I agreed. Such a delicious wine with wonderful acidity: a wine that can be enjoyed on its own and accompany any sturdy dinner. Right out of the gate, I got a whiff of a European candy cane, then came the “Bordeaux” famous cassis scent, then black olive, then black pepper. On the palate, a nice tart cranberry with raspberry, red cassis, all around vanilla. Full-bodied and a smooth quaff with an extended finish of plush plum, coffee and oak.
The winery’s tasting notes include, “An eclectic blend of grapes deliver rich color and full-bodied flavors: red currant, black cherry and black olive.

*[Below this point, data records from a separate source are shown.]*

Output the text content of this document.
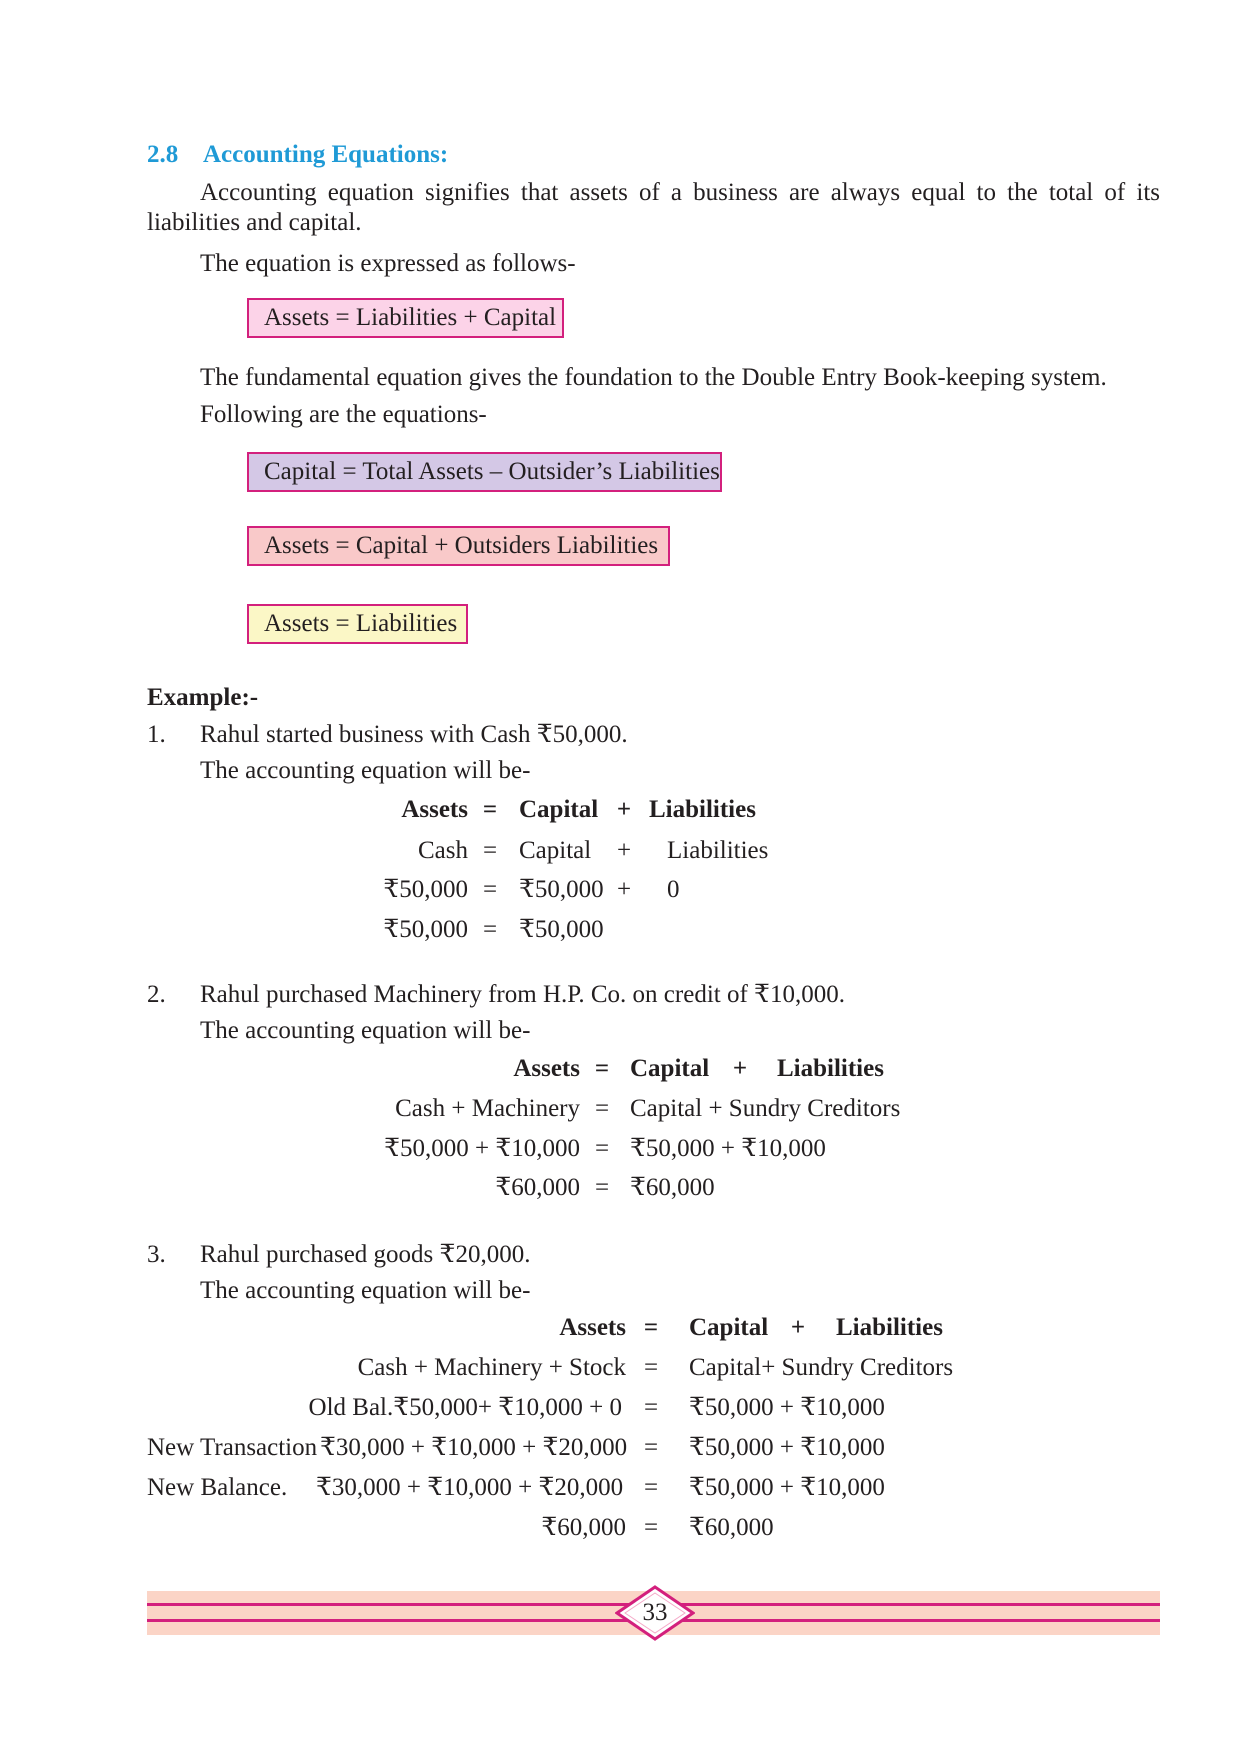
2.8 Accounting Equations:
Accounting equation signifies that assets of a business are always equal to the total of its liabilities and capital.
The equation is expressed as follows-
Assets = Liabilities + Capital
The fundamental equation gives the foundation to the Double Entry Book-keeping system.
Following are the equations-
Capital = Total Assets – Outsider’s Liabilities
Assets = Capital + Outsiders Liabilities
Assets = Liabilities
Example:-
1. Rahul started business with Cash ₹50,000.
The accounting equation will be-
Assets = Capital + Liabilities
Cash = Capital + Liabilities
₹50,000 = ₹50,000 + 0
₹50,000 = ₹50,000
2. Rahul purchased Machinery from H.P. Co. on credit of ₹10,000.
The accounting equation will be-
Assets = Capital + Liabilities
Cash + Machinery = Capital + Sundry Creditors
₹50,000 + ₹10,000 = ₹50,000 + ₹10,000
₹60,000 = ₹60,000
3. Rahul purchased goods ₹20,000.
The accounting equation will be-
Assets = Capital + Liabilities
Cash + Machinery + Stock = Capital+ Sundry Creditors
Old Bal.₹50,000+ ₹10,000 + 0 = ₹50,000 + ₹10,000
New Transaction ₹30,000 + ₹10,000 + ₹20,000 = ₹50,000 + ₹10,000
New Balance. ₹30,000 + ₹10,000 + ₹20,000 = ₹50,000 + ₹10,000
₹60,000 = ₹60,000
33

Soft tannins balance well with distinct oak flavors—French oak for vanilla and coconut; American oak for caramel, crème brûlée and coffee. 31% Zinfandel, 23% Carignane,12% Petite Sirah, 11% Malbec, 10% Merlot, 9% Petit Verdot, 2% Mixed Blacks,1% Ruby Cabernet, 1% Syrah. The alcohol level is around 15.2%”

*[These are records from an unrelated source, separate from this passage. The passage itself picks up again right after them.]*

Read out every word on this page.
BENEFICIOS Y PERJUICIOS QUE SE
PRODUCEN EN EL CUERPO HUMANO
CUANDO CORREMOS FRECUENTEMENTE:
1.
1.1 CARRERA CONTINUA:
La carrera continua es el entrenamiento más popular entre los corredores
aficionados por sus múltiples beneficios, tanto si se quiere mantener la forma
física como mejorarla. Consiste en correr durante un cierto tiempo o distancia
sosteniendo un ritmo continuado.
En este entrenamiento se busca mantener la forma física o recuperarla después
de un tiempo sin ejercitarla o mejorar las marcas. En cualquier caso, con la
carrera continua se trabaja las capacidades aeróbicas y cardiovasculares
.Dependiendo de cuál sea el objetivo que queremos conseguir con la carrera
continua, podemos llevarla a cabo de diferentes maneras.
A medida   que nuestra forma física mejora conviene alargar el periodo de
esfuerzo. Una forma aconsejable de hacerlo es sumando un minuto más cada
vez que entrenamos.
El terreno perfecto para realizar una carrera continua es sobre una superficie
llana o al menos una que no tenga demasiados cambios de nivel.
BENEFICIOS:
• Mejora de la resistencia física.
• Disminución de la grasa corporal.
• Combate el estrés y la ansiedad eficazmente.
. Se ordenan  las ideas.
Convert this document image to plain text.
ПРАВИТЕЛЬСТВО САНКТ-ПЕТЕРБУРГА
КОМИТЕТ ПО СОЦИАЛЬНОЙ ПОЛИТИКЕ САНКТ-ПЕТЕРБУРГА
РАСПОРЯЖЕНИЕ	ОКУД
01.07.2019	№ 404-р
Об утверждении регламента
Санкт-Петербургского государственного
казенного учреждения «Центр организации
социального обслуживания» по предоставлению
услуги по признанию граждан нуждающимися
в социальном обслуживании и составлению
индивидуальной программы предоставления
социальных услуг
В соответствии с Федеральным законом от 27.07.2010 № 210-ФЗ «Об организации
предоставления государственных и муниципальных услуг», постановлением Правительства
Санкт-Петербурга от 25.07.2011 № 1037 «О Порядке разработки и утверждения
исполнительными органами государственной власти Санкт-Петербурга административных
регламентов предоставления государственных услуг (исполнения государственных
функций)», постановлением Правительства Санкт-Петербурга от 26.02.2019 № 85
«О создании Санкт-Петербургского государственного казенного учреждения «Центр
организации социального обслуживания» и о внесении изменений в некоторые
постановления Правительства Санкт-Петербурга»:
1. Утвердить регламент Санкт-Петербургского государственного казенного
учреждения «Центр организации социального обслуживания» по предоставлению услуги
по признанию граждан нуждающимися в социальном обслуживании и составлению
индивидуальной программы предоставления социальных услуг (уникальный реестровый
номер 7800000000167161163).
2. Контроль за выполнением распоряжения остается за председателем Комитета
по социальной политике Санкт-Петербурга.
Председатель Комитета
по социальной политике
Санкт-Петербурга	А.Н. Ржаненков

The bottle is etched rather than having a label. Around the edged ring it says “Reverence of beauty, eradication of doubt through systems of superstition, adversities exiled by incantations of compassion and tenacity of heart”.
SAVED also makes a rosé wine. Campbell calls “a pink wine for tough guys,”
The following is an excerpt from pastemagazine.com from an interview by Lindsey Grossman of Scott Campbell:
As a collaboration between you and winemaker Clay Brock, how much of a say do you have in the wines? How much of a say does he have in the art?
Campbell: I think we are both very respectful of each other’s craft. He doesn’t direct me in the artwork and I am surely not about to tell him how he should make wine, but he certainly inspired a lot of the story and “juju” that went into the design.
I love the artwork on the bottles. Can you explain the meaning behind your designs?
Campbell: Oh man, there are so many little stories and references in there. Some about Clay and his craft, some about me and my creative process; my wife, Lake, gets a little nod in there somewhere. Altogether I just wanted to make references to the idea that whatever thoughts and intentions you put out into the world will manifest themselves in one way or another, so make sure they’re positive.
It says on your site that you’re inspired by the enduring symbolism that wine brings to our tables. That’s a beautiful sentiment. Can you talk a bit more about what you mean by that?
Campbell: I guess I like the role wine has played throughout history as a symbol of romance and indulgence. Uncorking a bottle of wine is a sort of signal that everyone being poured is family. There’s no judgment being passed, so smile at whomever you’re with and don’t take anything too seriously from that point forward.
What’s your beverage of choice (when you’re not sipping on Saved)?
Favorite ink on your body?
Campbell: I have a small tattoo on my leg that a buddy of mine did years ago. He did it by hand, and it came out so terrible that he felt bad and tattooed “sorry” underneath it. It’s a perfect tattoo.